BRIGADOON -- At the National through October 5.
The parade of great old American musicals continues with a new production of "Brigadoon," the 1947 Lerner & Loewe show, which is not at the National Theater, having paused at Wolf Trap, and will open on Broadway in October.
Let's just enjoy this one without the usual discussion of why they don't write them like that any longer. If that subject was not sufficiently aired at the revivals of "oklahoma!," "West Side Story," "Peter Pan" and 'Camelot," we can always get back to it at the end of the year, when a new "Can-Can" is scheduled to appear in New York.
"Brigadoon," as grown-ups will recall, is a fantasy about two sophisticated New Yorkers stumbling upon an 18th-century Scottish village where the nights are 100 years long, so that the town doesn't "stay in any century long enough to be injured by it." In addition to vast quantities of charm, if contains the songs "I'll Go Home with Bonnie Jean" and "Almost Like Being in Love" and a whole treasury of Agnes de Mille choreography, including a stunningly sinister chase sequence and a marvelously drunken folk dance.

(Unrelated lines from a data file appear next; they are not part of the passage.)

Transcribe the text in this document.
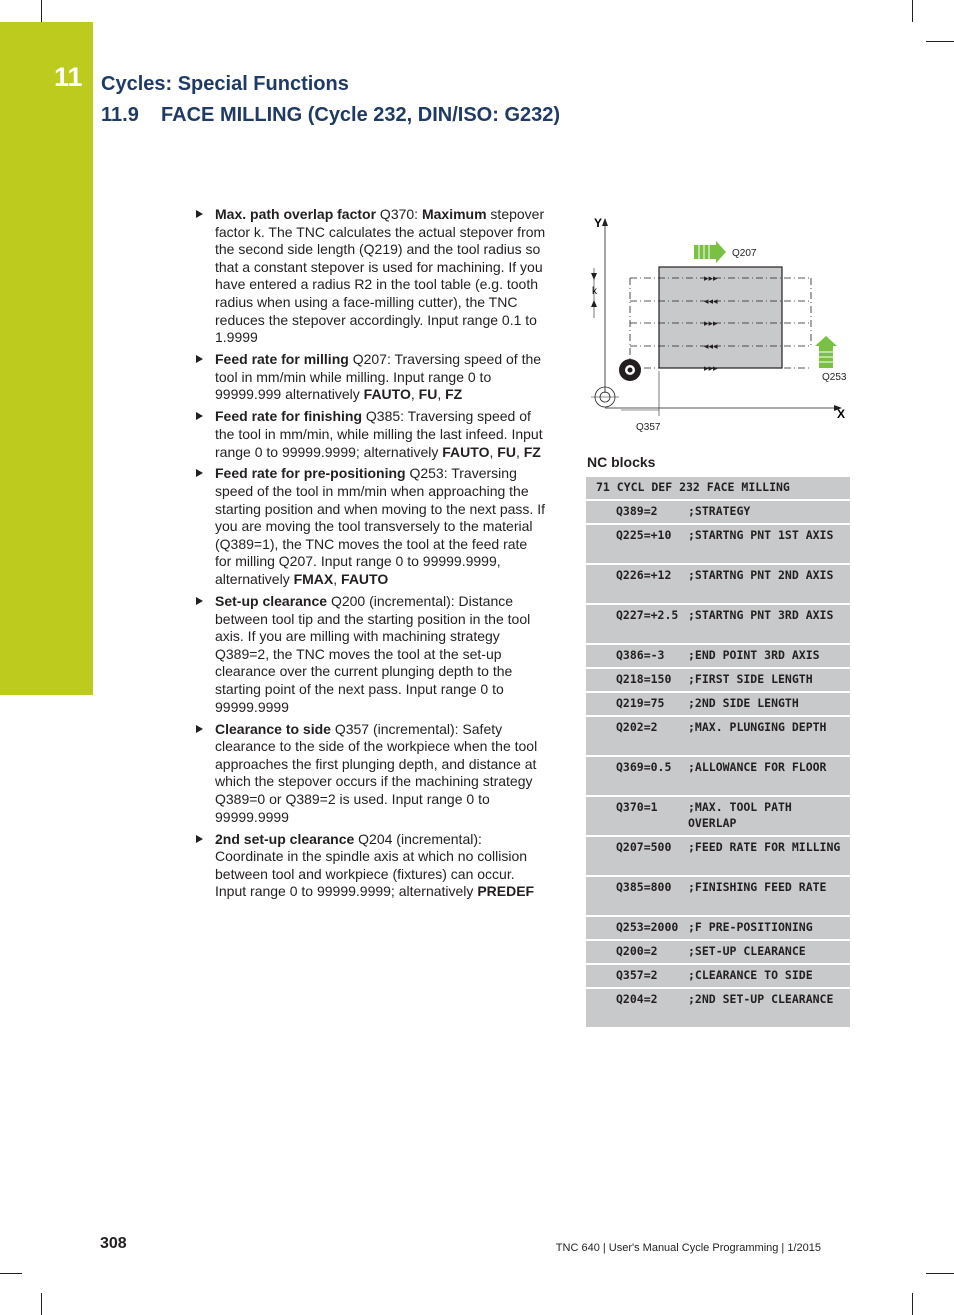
11 Cycles: Special Functions
11.9    FACE MILLING (Cycle 232, DIN/ISO: G232)
Max. path overlap factor Q370: Maximum stepover factor k. The TNC calculates the actual stepover from the second side length (Q219) and the tool radius so that a constant stepover is used for machining. If you have entered a radius R2 in the tool table (e.g. tooth radius when using a face-milling cutter), the TNC reduces the stepover accordingly. Input range 0.1 to 1.9999
Feed rate for milling Q207: Traversing speed of the tool in mm/min while milling. Input range 0 to 99999.999 alternatively FAUTO, FU, FZ
Feed rate for finishing Q385: Traversing speed of the tool in mm/min, while milling the last infeed. Input range 0 to 99999.9999; alternatively FAUTO, FU, FZ
Feed rate for pre-positioning Q253: Traversing speed of the tool in mm/min when approaching the starting position and when moving to the next pass. If you are moving the tool transversely to the material (Q389=1), the TNC moves the tool at the feed rate for milling Q207. Input range 0 to 99999.9999, alternatively FMAX, FAUTO
Set-up clearance Q200 (incremental): Distance between tool tip and the starting position in the tool axis. If you are milling with machining strategy Q389=2, the TNC moves the tool at the set-up clearance over the current plunging depth to the starting point of the next pass. Input range 0 to 99999.9999
Clearance to side Q357 (incremental): Safety clearance to the side of the workpiece when the tool approaches the first plunging depth, and distance at which the stepover occurs if the machining strategy Q389=0 or Q389=2 is used. Input range 0 to 99999.9999
2nd set-up clearance Q204 (incremental): Coordinate in the spindle axis at which no collision between tool and workpiece (fixtures) can occur. Input range 0 to 99999.9999; alternatively PREDEF
Y
X
▸▸▸
◂◂◂
▸▸▸
◂◂◂
▸▸▸
k
Q357
Q207
Q253
NC blocks
71 CYCL DEF 232 FACE MILLING
Q389=2	;STRATEGY
Q225=+10	;STARTNG PNT 1ST AXIS
Q226=+12	;STARTNG PNT 2ND AXIS
Q227=+2.5 ;STARTNG PNT 3RD AXIS
Q386=-3	;END POINT 3RD AXIS
Q218=150	;FIRST SIDE LENGTH
Q219=75	;2ND SIDE LENGTH
Q202=2	;MAX. PLUNGING DEPTH
Q369=0.5	;ALLOWANCE FOR FLOOR
Q370=1	;MAX. TOOL PATH OVERLAP
Q207=500	;FEED RATE FOR MILLING
Q385=800	;FINISHING FEED RATE
Q253=2000 ;F PRE-POSITIONING
Q200=2	;SET-UP CLEARANCE
Q357=2	;CLEARANCE TO SIDE
Q204=2	;2ND SET-UP CLEARANCE
308	TNC 640 | User's Manual Cycle Programming | 1/2015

The stars seem to be revival specialists -- at least, their credits are older than their careers. The heroine, Meg Bussert, comes straight from "The Music Man," and the hero Martin Vidnovic was poor Jud in last year's "Oklahoma!" and appeared in "The King and I" the year before.

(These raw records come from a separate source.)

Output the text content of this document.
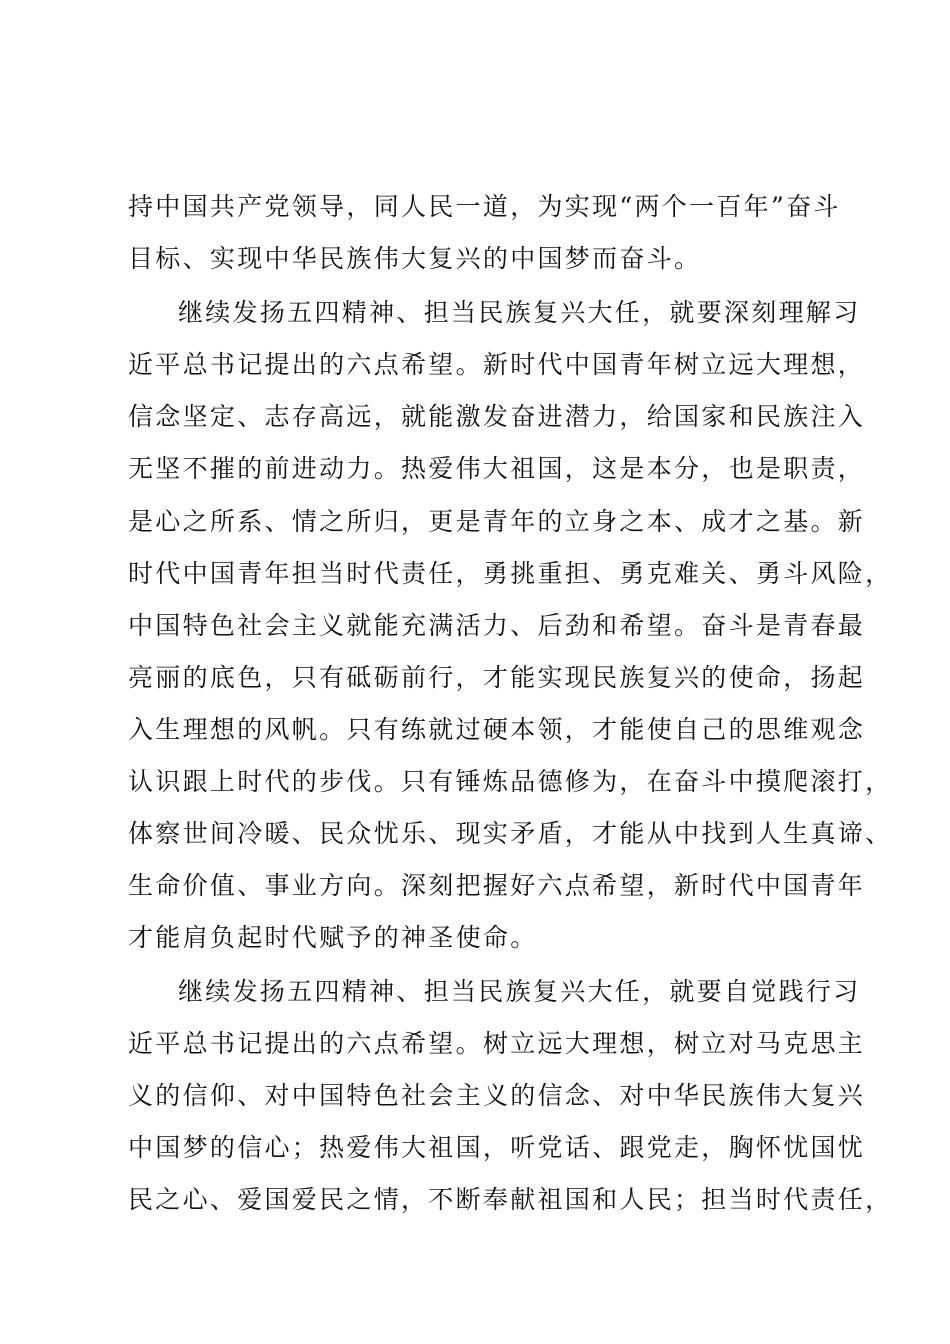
持中国共产党领导，同人民一道，为实现“两个一百年”奋斗
目标、实现中华民族伟大复兴的中国梦而奋斗。
继续发扬五四精神、担当民族复兴大任，就要深刻理解习
近平总书记提出的六点希望。新时代中国青年树立远大理想，
信念坚定、志存高远，就能激发奋进潜力，给国家和民族注入
无坚不摧的前进动力。热爱伟大祖国，这是本分，也是职责，
是心之所系、情之所归，更是青年的立身之本、成才之基。新
时代中国青年担当时代责任，勇挑重担、勇克难关、勇斗风险，
中国特色社会主义就能充满活力、后劲和希望。奋斗是青春最
亮丽的底色，只有砥砺前行，才能实现民族复兴的使命，扬起
入生理想的风帆。只有练就过硬本领，才能使自己的思维观念
认识跟上时代的步伐。只有锤炼品德修为，在奋斗中摸爬滚打，
体察世间冷暖、民众忧乐、现实矛盾，才能从中找到人生真谛、
生命价值、事业方向。深刻把握好六点希望，新时代中国青年
才能肩负起时代赋予的神圣使命。
继续发扬五四精神、担当民族复兴大任，就要自觉践行习
近平总书记提出的六点希望。树立远大理想，树立对马克思主
义的信仰、对中国特色社会主义的信念、对中华民族伟大复兴
中国梦的信心；热爱伟大祖国，听党话、跟党走，胸怀忧国忧
民之心、爱国爱民之情，不断奉献祖国和人民；担当时代责任，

This show's malcontent role is the first dry-land part played by ice-skating champion John Curry, who is full of that compelling energy that made musicals so exciting before they turned languidly analytic. (You see how hard it is to keep off that topic.) The soubrette, Elaine Hausman, the ingenue, Mollie Smith, and the ingenu, Stephen Lehew, also have that magic in different ways.
But, then, every person in it has to keep alert and step lively, just to keep from being run over by the moving scenery.